Key Takeaways for Model Design
The practical impact of scaling laws on current frontier model design:
SCALING_LAW_DESIGN_PRINCIPLES = {
"1_budget_first": (
"Start with your compute budget and deployment scenario. "
"Scaling laws then determine model size and data requirements."
),
"2_over_train_for_inference": (
"If you expect high inference volume, train a smaller model "
"on more data. The extra training cost is amortized over inference."
),
"3_data_quality_shifts_curve": (
"Higher quality data shifts the scaling curve down. "

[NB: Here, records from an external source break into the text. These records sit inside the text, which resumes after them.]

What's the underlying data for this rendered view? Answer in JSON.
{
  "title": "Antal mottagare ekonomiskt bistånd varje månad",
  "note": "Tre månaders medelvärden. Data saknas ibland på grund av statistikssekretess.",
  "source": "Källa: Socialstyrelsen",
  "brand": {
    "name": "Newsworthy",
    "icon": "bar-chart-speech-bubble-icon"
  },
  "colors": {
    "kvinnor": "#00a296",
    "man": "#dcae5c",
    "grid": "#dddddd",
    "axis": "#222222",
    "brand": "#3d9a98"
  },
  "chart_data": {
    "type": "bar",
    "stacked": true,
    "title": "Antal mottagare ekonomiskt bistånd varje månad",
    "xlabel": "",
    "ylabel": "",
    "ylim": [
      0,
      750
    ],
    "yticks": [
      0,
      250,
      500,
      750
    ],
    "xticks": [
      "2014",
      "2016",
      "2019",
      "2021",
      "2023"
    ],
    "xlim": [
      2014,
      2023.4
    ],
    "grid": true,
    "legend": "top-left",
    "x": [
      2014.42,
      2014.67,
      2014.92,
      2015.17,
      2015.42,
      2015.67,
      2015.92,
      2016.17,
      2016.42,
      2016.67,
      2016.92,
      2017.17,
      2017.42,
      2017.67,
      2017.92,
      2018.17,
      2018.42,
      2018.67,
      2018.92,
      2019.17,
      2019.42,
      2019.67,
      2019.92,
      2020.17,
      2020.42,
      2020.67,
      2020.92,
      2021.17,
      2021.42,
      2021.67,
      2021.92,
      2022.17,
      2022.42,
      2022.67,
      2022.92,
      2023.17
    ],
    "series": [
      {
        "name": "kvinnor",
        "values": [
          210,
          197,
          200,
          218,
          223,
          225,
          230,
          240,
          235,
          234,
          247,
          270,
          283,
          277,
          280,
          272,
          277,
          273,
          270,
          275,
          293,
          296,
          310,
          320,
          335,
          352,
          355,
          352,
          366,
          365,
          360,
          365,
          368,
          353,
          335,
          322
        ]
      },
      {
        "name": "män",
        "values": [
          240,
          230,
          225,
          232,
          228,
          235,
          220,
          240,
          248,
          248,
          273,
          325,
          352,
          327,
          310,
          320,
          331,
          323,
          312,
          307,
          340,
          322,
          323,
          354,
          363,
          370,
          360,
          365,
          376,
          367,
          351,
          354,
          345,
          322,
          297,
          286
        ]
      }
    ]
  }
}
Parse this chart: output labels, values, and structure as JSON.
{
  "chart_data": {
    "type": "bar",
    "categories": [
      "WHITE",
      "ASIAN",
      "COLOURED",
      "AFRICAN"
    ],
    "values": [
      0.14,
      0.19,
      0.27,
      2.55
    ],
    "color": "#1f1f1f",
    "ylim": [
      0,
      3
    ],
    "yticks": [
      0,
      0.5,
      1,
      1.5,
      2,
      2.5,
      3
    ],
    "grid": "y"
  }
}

"Invest in data curation before scaling model size."
),
"4_validate_cheaply": (
"Run small experiments at 0.1% of target compute to fit "
"scaling law parameters specific to your data and architecture."
),
"5_architecture_follows_scale": (
"At a given N, the depth/width ratio is determined by "
"hardware efficiency: TP communication, PP bubble fraction, "
"and KV cache memory."
),
"6_moe_breaks_laws": (
"MoE models have different effective N for compute vs memory. "
"Scaling laws must be re-fit for sparse architectures."
)
}
The single most impactful finding from scaling laws research: pretraining loss is predictable from small experiments. You do not need to train a 70B model to know what loss it will achieve. This transforms model design from guesswork into engineering.
Scaling laws have moved from an academic curiosity to the foundation of billion-dollar training decisions. Every frontier lab runs scaling law experiments before committing to a large training run. The key shift from Kaplan to Chinchilla to modern practice: the optimal model size depends not just on training compute, but on the total lifecycle cost including inference. This is why the industry has moved decisively toward smaller, over-trained models for deployment.